Mit dem Wohnmobil auf dem Weg nach Marokko (2022)
4. Etappe: Französische Atlantikküste
Endlich Rentner!
[1. Sep.]
Mit dem letzten Augusttag endete der letzte Urlaub, den ich im Leben wohl habe beantragen müssen, der nächste Tag war mein erster Tag als Rentner. Tatsächlich habe ich auch gleich länger geschlafen als sonst – was allerdings nicht an meinem neuen Status lag, sondern an dieser gottverdammten Mücke, die uns in der Nacht im Womo terrorisiert hat. Dreimal hat sie mich dazu gezwungen aufzuwachen, nur um sie mit einer Taschenlampe verfolgend irgendwo im Dickicht des Autos verschwinden zu sehen. Wo halten sich Mücken eigentlich auf, wenn sie nicht gefunden werden wollen? Am Ende wurde sie dann erschlagen, nicht von mir, diese Trophäe kann ich mir nicht verleihen. Allerdings hatte sie für meinen Geschmack einen viel zu leichten Tod. Ich bin ein friedvoller Mensch und zertifizierter Wehrdienstverweiger, aber in diesem Fall wäre so ein kleiner Tod am Marterpfahl durchaus angemessen gewesen, wo ihr nacheinander alle sechs Beine gebrochen, bevor sie ihr ausgerissen werden, um anschließend ihren Stachel Millimeter für Millimeter mit einer Fingernagelschere zu kürzen, bevor ihr Kopf… Na, ich hör besser auf. Aber dieser fette rote Fleck, der an der Decke prangte, hätte eigentlich bleiben müssen als Warnung für alle kommenden Geschlechter dieser den Schlaf tötenden, blutrünstigen Biester!

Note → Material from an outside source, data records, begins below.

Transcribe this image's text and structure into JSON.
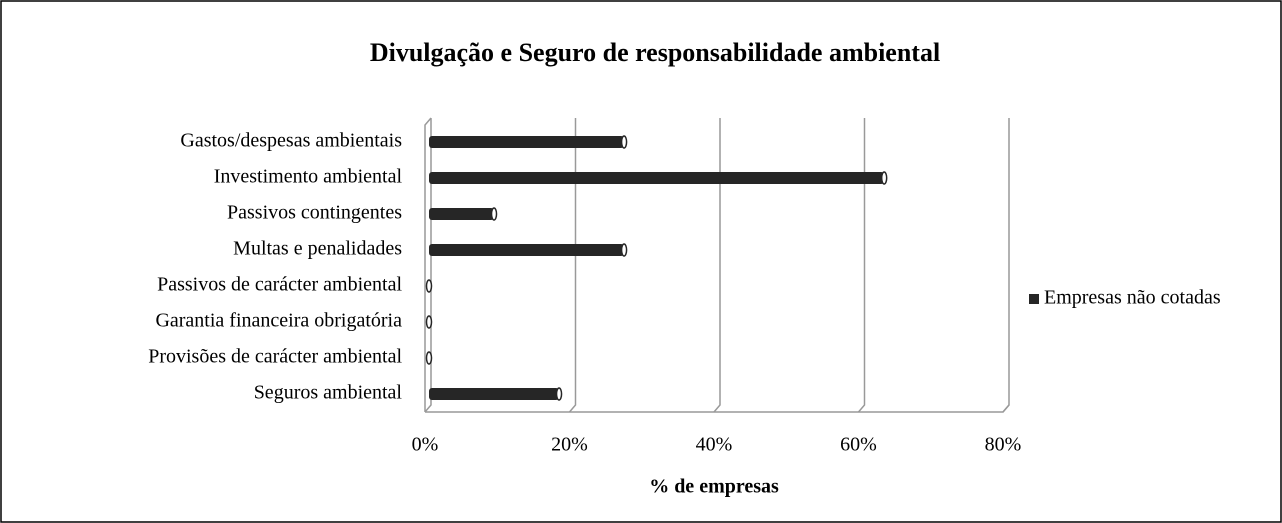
{
  "chart_data": {
    "type": "bar",
    "orientation": "horizontal",
    "title": "Divulgação e Seguro de responsabilidade ambiental",
    "x_label": "% de empresas",
    "categories": [
      "Gastos/despesas ambientais",
      "Investimento ambiental",
      "Passivos contingentes",
      "Multas e penalidades",
      "Passivos de carácter ambiental",
      "Garantia financeira obrigatória",
      "Provisões de carácter ambiental",
      "Seguros ambiental"
    ],
    "series": [
      {
        "name": "Empresas não cotadas",
        "color": "#262626",
        "values": [
          27,
          63,
          9,
          27,
          0,
          0,
          0,
          18
        ]
      }
    ],
    "xlim": [
      0,
      80
    ],
    "xticks": [
      {
        "value": 0,
        "label": "0%"
      },
      {
        "value": 20,
        "label": "20%"
      },
      {
        "value": 40,
        "label": "40%"
      },
      {
        "value": 60,
        "label": "60%"
      },
      {
        "value": 80,
        "label": "80%"
      }
    ],
    "grid": true,
    "legend": "right"
  }
}
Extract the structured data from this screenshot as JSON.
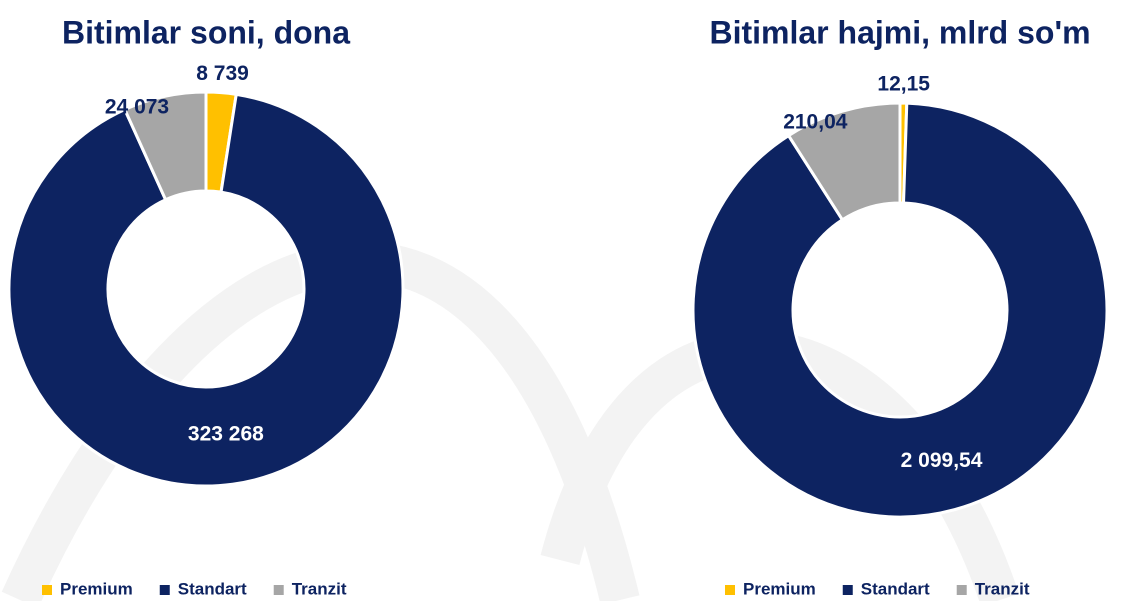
{
  "chart_data": [
    {
      "type": "donut",
      "title": "Bitimlar soni, dona",
      "categories": [
        "Premium",
        "Standart",
        "Tranzit"
      ],
      "values": [
        8739,
        323268,
        24073
      ],
      "value_labels": [
        "8 739",
        "323 268",
        "24 073"
      ],
      "colors": [
        "#ffc000",
        "#0d2361",
        "#a6a6a6"
      ],
      "legend": "bottom"
    },
    {
      "type": "donut",
      "title": "Bitimlar hajmi, mlrd so'm",
      "categories": [
        "Premium",
        "Standart",
        "Tranzit"
      ],
      "values": [
        12.15,
        2099.54,
        210.04
      ],
      "value_labels": [
        "12,15",
        "2 099,54",
        "210,04"
      ],
      "colors": [
        "#ffc000",
        "#0d2361",
        "#a6a6a6"
      ],
      "legend": "bottom"
    }
  ]
}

Der Tag verlief ansonsten sehr unaufgeregt. Wir hatten tags zuvor den Plan gefasst, ein Stück weiter in den Süden zu gelangen und ein paar Tage am Atlantik zu verbringen. Das Arachon-Becken und die Düne von Pilat schlossen sich aus, weil hier nur wenige Wochen zuvor viele Waldbrände geherrscht haben und so mancher Campingplatz abgebrannt war, die Region außerdem sehr touristisch und damit auch sehr teuer ist – schon die einfachen Stellplätze, die in ihrem Charme von einem Parkplatz des Super-U nicht zu unterscheiden sind, kosten 12,50 € die Nacht. Zum Glück sind seit heute die französischen Sommerferien beendet, was bedeutet, dass wir mit unserer ACSI-Campingkarte entsprechende Campingplätze anfahren können, die mit dieser Karte nicht viel teurer, dafür aber um ein vielfaches angenehmer sind als ein Stellplatz. Tatsächlich ist zu beobachten, dass die Stellplätze nach wie vor rappelvoll sind, während sich die Campingplätze rasant lichten.
So starten wir an meinem ersten Rententag von La Palmyre aus nach Messanges, 60 km nördlich von Biarritz. In La Palmyre waren wir, um in den Zoo zu gehen. Tatsächlich! Immerhin Frankreichs schönster und meistbesuchtester Zoo - und die Delphinshow war wieder mal grandios (obwohl es statt Delphine hier Seelöwen waren [manch einer weiß, dass ich statt Sozialpädagoge eigentlich lieber Delphintrainer geworden wäre. Oder Baggerfahrer. Oder Hubschrauberpilot]). Man mag zur Tierhaltung in Zoos nun stehen wie man will, die Gestaltung dieses Tiergartens ist zumindest für den menschlichen Besucher wirklich gelungen und hat Spaß gemacht. Und die Tiere profitieren immerhin davon, angstfrei vor Fressfeinden leben zu können und regelmäßig Futter zu bekommen – aber artgerecht ist insgesamt sicher etwas anderes.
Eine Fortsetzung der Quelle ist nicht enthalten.